I am sitting here in cushy comfort: in front of me a stately dance of courtship is in progress. No, I am not at the Royal Opera House Covent Garden. The elegant bowing of heads completing a romantic heart shape of curving necks is all part of the ritual of love between two swans. I am in Dorset at the Swannery, Abbotsbury, feeling a little bit like a voyeur in a bird hide on the edge of the sheltered lagoon behind the spectacular bank of pebbles which is Chesil Bank.
The two swans lost in courtship are surrounded by many others – feeding, preening and sailing in state with wings held aloft wide and proud. Occasionally there is a heart-stopping rhythmic sound of outsize wings beating in unison as a group flies low overhead. This is what being out and in amongst wildlife is all about. A splatting of great webbed feet and a track of spray herald more birds running to accelerate along a long runway of water, beating wings, to get up enough speed to take off and transform to smooth poetry in flight. It is just like a line of jumbo jets. The weight of these birds is close to the limits for flight.
The bird hide is a good one, with a nice low viewing window for children… and for wheelchairs.

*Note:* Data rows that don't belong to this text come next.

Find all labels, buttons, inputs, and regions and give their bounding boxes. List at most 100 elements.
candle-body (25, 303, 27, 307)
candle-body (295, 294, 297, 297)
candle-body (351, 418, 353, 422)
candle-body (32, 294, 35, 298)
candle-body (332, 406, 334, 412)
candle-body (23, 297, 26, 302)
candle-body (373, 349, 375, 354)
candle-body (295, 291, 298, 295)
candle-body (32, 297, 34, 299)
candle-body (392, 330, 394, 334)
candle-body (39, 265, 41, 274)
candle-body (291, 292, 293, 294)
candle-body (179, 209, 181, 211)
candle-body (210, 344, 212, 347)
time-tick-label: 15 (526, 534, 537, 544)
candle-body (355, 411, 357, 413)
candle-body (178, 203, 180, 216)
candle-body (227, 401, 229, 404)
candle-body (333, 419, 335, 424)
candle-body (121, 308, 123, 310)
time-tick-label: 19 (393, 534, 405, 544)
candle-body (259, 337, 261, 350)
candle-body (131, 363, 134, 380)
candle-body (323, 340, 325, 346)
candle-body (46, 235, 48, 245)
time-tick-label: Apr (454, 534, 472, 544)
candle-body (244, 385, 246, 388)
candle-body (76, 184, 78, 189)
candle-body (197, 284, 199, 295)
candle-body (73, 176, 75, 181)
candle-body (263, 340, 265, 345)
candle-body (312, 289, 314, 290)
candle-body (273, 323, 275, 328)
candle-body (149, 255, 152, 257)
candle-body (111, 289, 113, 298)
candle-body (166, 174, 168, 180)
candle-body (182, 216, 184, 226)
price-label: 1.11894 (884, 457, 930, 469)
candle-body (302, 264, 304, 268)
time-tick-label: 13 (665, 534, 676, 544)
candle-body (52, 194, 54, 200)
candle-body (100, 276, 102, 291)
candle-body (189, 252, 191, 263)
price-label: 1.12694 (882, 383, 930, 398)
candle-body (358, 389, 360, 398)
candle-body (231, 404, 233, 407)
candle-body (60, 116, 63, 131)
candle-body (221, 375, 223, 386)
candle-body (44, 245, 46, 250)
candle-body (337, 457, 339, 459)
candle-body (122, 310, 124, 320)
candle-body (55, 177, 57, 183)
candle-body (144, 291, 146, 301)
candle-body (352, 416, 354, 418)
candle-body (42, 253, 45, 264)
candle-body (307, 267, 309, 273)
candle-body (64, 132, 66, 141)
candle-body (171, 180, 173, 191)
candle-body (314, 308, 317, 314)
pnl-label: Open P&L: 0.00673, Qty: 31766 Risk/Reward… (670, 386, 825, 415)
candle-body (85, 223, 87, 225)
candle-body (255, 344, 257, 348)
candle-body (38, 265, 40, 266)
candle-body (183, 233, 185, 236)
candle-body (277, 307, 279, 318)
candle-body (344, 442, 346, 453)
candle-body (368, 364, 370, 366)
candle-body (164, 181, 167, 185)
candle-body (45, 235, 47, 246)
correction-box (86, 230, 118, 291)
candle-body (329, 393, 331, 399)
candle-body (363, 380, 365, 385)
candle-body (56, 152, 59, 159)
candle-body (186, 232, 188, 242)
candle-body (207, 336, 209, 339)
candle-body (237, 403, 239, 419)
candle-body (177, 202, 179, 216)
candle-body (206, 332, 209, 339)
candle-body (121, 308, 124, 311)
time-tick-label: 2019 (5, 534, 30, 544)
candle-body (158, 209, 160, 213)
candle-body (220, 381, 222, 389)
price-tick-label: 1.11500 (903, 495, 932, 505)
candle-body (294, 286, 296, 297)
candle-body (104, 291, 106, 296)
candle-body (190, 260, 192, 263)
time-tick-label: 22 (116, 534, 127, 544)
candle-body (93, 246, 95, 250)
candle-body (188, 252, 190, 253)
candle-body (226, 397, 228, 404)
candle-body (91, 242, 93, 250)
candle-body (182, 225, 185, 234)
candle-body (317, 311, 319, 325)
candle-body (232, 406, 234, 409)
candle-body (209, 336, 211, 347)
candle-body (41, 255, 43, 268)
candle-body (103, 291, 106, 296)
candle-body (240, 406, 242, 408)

Access to it is a doddle for my Formula One Chariot. For me, its great advantage here is the independence to follow the enticing distances amongst tall reed beds and to stop for ages watching, without needing a push and intruding on my husband’s activity of photography. I am lingering at the high domed nests where swan mothers are perched, cosy on eggs. They do a bit of housework at the same time… multi-tasking females like me… shifting bits of reed stem and pushing soft down feathers around the large eggs.
Manual wheelchairs are available here for visitors at the entrance. My Chariot comes into its own at an outlying nest where the first cygnets of the season have hatched earlier this morning. There are glimpses of gorgeous grey fluff and little black eyes. The proud dad is almost hidden in the reeds just by the nest, until he rears up hissing at a hint of an intruder.
On the way back, I am faced with a protective male blocking the path. I am nervous about upsetting this swan and provoking aggression as his mate is sitting on their nest a few feet away behind a rail and I must go between them. After some consideration and a strategic approach, the quiet wheel motors and manoeuvrability of my Chariot allow me to go round him. A few pedestrians are taking photos of the nest; the swan seems unphased by them but his eyes are following me. I take it gingerly – at snail pace and alert to let go the joystick for an abrupt stop. I talk to him gently as I move. I am having to circle within inches of him. But this Chariot can go slow motion and ‘turn on a sixpence’ (pre decimalisation talk!)… my exit is nearly as stately as those two swans.